The Train Control and Monitoring System (TCMS) is the brain and the communications backbone of the train, which has some essential roles on vehicle performance. It integrates and manages all on-board information; it makes train control decisions taking into account the global state of subsystems; it performs communication between equipment, between cars and between vehicles; and it integrates and interacts between different subsystems of the train.
Current practice in industry involves a standard physical TCMS network for train control functions and an additional network (often based on Ethernet) for other functions. This means a considerable amount of on-board cables and therefore weight and complexity. To make matters worse, current TCMS solutions only attain safety levels (SIL 2) which are not sufficient to allow the removal of train safety lines (i.e. more cabling) in place of pure data transmission through the communication buses due to their safe critical mission (SIL 4).

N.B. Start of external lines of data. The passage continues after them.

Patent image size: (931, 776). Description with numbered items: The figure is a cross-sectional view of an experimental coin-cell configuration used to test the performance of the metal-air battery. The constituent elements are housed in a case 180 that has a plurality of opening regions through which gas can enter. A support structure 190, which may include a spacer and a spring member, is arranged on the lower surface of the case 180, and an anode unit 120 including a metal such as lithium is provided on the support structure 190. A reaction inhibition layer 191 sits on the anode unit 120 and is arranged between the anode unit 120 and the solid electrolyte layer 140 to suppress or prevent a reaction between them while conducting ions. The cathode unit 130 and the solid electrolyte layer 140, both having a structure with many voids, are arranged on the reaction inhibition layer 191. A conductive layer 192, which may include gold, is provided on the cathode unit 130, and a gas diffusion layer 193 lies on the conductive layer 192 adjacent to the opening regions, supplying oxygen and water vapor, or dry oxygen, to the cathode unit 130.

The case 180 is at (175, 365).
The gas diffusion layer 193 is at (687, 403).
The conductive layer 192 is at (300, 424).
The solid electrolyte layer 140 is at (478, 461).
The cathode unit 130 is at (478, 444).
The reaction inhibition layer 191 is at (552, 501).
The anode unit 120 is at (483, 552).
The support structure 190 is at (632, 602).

Today coupled trains have become an important bottleneck in terms of performance. Transmission through the auto-coupler is notably impaired by the contact nature and the performance of ETB is much lower. Wireless communications are already a reality, but there are no on-board applications in railways (except internet connection for passengers). As it stands, many uncertainties concerning technology, safety and security block any attempt to use them.
Even when communication is possible, often applications on each side of the coupling are incompatible due to different implementations, versions, or retrofitting states. Self-configuring adaptive solutions providing plug-and-play features through a functional open coupling may solve this issue.

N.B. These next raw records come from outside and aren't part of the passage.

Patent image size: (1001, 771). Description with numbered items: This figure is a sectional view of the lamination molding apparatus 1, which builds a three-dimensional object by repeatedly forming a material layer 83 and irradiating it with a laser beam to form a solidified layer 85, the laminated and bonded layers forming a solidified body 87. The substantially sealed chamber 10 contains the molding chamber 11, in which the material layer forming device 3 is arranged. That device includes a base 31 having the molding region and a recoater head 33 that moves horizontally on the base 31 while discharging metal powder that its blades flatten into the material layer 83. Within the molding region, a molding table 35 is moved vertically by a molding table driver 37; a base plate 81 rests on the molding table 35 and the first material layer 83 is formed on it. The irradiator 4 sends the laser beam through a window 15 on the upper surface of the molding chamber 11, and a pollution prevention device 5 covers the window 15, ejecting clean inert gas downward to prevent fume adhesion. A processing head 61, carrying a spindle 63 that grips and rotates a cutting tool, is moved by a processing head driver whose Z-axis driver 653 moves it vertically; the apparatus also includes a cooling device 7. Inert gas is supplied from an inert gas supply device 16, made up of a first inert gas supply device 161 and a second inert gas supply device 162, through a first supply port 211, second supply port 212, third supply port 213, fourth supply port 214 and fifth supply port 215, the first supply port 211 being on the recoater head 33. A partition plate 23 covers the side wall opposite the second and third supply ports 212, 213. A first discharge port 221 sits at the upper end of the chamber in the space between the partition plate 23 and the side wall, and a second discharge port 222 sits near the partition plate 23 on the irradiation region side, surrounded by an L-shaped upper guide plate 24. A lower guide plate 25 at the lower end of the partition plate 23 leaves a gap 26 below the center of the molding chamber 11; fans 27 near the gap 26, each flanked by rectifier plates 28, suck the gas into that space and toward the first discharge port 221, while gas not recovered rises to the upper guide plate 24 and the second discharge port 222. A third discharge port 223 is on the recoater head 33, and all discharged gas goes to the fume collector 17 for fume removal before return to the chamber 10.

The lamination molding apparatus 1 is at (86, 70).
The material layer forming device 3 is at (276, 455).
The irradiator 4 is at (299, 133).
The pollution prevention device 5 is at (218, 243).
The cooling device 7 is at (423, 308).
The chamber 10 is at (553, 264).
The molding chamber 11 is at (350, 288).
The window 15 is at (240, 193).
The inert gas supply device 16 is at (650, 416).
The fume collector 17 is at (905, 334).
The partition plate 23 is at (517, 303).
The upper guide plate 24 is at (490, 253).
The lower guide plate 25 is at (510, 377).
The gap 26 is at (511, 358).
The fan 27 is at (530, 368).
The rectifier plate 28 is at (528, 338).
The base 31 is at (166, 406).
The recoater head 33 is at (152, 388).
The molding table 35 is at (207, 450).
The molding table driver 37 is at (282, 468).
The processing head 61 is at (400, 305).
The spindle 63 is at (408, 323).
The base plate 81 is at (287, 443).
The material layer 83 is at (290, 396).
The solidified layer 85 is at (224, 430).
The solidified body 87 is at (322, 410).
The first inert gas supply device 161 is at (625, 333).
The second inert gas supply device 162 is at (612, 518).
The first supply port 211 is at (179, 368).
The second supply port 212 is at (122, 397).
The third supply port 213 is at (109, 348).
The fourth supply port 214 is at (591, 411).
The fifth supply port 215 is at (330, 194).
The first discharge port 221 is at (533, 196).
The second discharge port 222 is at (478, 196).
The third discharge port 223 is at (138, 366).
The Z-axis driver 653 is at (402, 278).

Moreover, the safety braking related functions (safety brake, safety brake weighing) are still assigned to traditional pneumatic subsystems, components and piping. This implies that all safety related braking functions, due to intrinsic inaccuracy and to temperature and ageing related drifts, do not benefit from the typical accuracy of electronic controls. The fully electronic controlled brake system opens the possibility to optimize the blending between different brake subsystems easily as well as to handle fast changing adhesion conditions effectively. The result would be not only a better braking performance additionally an increasing of safety on train level could be reached by using adhesion independent brake.

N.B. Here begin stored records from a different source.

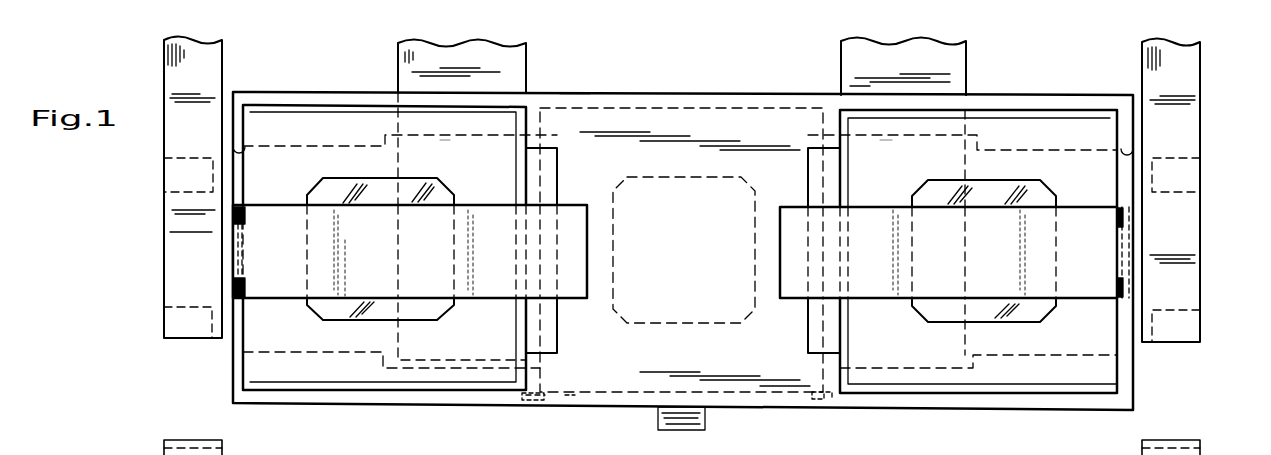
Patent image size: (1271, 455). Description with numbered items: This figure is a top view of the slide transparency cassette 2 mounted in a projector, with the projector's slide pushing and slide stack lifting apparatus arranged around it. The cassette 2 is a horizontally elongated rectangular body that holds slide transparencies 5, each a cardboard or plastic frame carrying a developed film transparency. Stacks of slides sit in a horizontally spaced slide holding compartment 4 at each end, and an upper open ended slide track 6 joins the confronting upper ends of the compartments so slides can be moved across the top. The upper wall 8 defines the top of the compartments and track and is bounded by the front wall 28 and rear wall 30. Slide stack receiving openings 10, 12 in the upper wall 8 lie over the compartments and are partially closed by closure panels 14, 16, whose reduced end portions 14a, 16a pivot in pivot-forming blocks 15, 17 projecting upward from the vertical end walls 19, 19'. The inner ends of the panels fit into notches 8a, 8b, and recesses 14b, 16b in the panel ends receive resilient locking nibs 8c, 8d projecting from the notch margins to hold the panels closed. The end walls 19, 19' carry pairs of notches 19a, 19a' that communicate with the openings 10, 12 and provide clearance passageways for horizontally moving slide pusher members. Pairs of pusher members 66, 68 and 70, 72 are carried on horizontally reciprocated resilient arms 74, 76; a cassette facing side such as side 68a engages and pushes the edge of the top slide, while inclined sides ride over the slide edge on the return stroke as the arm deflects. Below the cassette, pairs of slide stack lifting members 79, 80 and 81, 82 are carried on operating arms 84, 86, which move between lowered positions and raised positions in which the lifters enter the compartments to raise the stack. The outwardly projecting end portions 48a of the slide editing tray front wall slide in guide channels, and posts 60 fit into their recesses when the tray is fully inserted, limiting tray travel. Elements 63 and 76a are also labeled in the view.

The slide transparency cassette 2 is at (302, 88).
The slide holding compartment 4 is at (405, 65).
The slide transparency 5 is at (700, 63).
The upper open ended slide track 6 is at (757, 454).
The upper wall 8 is at (728, 118).
The notch 8a is at (585, 300).
The notch 8b is at (785, 385).
The resilient locking nib 8c is at (582, 250).
The resilient locking nib 8d is at (849, 258).
The slide stack receiving opening 10 is at (412, 106).
The slide stack receiving opening 12 is at (1033, 115).
The closure panel 14 is at (365, 213).
The reduced end portion 14a is at (238, 245).
The recess 14b is at (590, 255).
The pivot-forming block 15 is at (233, 213).
The closure panel 16 is at (1010, 215).
The reduced end portion 16a is at (1125, 247).
The recess 16b is at (780, 255).
The pivot-forming block 17 is at (1125, 216).
The vertical end wall 19 is at (345, 247).
The vertical end wall 19' is at (1024, 256).
The notch 19a is at (395, 257).
The notch 19a' is at (1026, 253).
The front wall 28 is at (772, 410).
The rear wall 30 is at (575, 97).
The outwardly projecting end portion 48a is at (530, 401).
The post 60 is at (565, 394).
The tab 63 is at (657, 418).
The slide pusher member 66 is at (180, 178).
The slide pusher member 68 is at (180, 320).
The cassette facing side 68a is at (225, 451).
The slide pusher member 70 is at (1205, 180).
The slide pusher member 72 is at (1185, 330).
The resilient arm 74 is at (168, 78).
The resilient arm 76 is at (1202, 100).
The strip end 76a is at (1140, 452).
The slide stack lifting member 79 is at (445, 133).
The slide stack lifting member 80 is at (437, 362).
The slide stack lifting member 81 is at (886, 135).
The slide stack lifting member 82 is at (860, 395).
The operating arm 84 is at (527, 60).
The operating arm 86 is at (967, 72).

CONNECTA aims at contributing to the Shift2Rail’s next generation of TCMS architectures and components with wireless capabilities as well as to the next generation of electronic braking systems. CONNECTA is conducting research into new technological concepts, standard specifications and architectures for train control and monitoring, with specific applications in train-to-ground communications and high safety electronic control of brakes.
The specific actions being undertaken within the scope of CONNECTA and contributing to the Shift2Rail’s Multi-Annual Action Plan on TD1.2 and TD1.5 are:
• To develop the general specifications of next generation TCMS and to generate the corresponding high level system architecture;
• To incorporate wireless technologies to train communication network solutions;
• To provide a train-wide communication network for full TCMS support including the replacement of train lines, connecting safety functions up to SIL4 and support of “fail-safe” and “fail-tolerant” principles, as well as communication mean for non-TCMS functions;
• To standardise functional interfaces of functions and sub systems as well as to define a generic functional architecture for the next TCMS generation;
• To facilitate the coupling of two or more consists supplied by different manufacturers and which could have different train functions;
• To develop a simulation framework in which all subsystems of the train can be simulated, allowing remote and distributed testing including hardware in-the-loop through heterogeneous communication networks;
• To achieve a performance improvement in safety relevant braking functions resulting in optimisation of the braking distances in safety braking;
• To optimise onboard systems by reducing the number of sophisticated pneumatic components and improving the overall LCC;
• To validate non-railway EN standards for use in safety-related railway applications.